The Diophantine equation
(1) y^2 = px^2 + 1
has certain solutions in x,y,p.
Case 1. For p = 4k+1, x is even and y is odd for all solutions x,y,p.
Proof: Assume x is odd = 2m+1 for some m. Then y is even = 2k so that (1) becomes
(2) 4k^2 = (4k+1)(2m+1)^2 +1
This translates to 4w = 4z+2 for some w,z. Dividing out the 2 we get 2w = 2z+1 which is impossible for all integers w and z.
Therefore x is even and y is odd in (1) for p = 4k+1.
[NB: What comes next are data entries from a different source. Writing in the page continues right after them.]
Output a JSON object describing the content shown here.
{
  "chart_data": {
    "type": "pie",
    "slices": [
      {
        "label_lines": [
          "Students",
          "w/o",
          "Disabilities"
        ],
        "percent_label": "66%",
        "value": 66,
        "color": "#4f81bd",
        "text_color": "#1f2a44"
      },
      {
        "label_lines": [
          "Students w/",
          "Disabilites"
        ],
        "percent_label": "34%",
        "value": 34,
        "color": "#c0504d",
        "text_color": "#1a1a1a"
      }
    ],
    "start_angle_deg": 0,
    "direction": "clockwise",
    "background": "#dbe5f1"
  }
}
Case 2. For p = 4k+3 if x is odd and y is even for all solutions x,y,p.
If x is even, we have
(3) 4n^2+4n+1 = 4pm^2 +1 = n^2 + n = pm^2. This implies m divides n. We have n = zm for some z coprime with m (uniqueness of factorization). Then (3) becomes
(4) z^2m^2 + zm = pm^2
dividing out m we get z^2m + z = pm. This implies m divides z contrary to z coprime with m. Hence x cannot be even x must be odd.
We verify this by letting x = 2m+1 and y = 2k and substututing this in (1) and multiplying out we have
(5) y^2 = px^2 + 1 = 4k^2 = p(2m+1)^2 + 1. This can be rewritten as
(6) (2k+1)(2k-1) = p(2m+1)^2.
So 2m+1 divides 2k+1 or 2k-1.
Then p divides y-1 or y+1 in (5).
Conjecture: p does not divide x for all solutions of (1).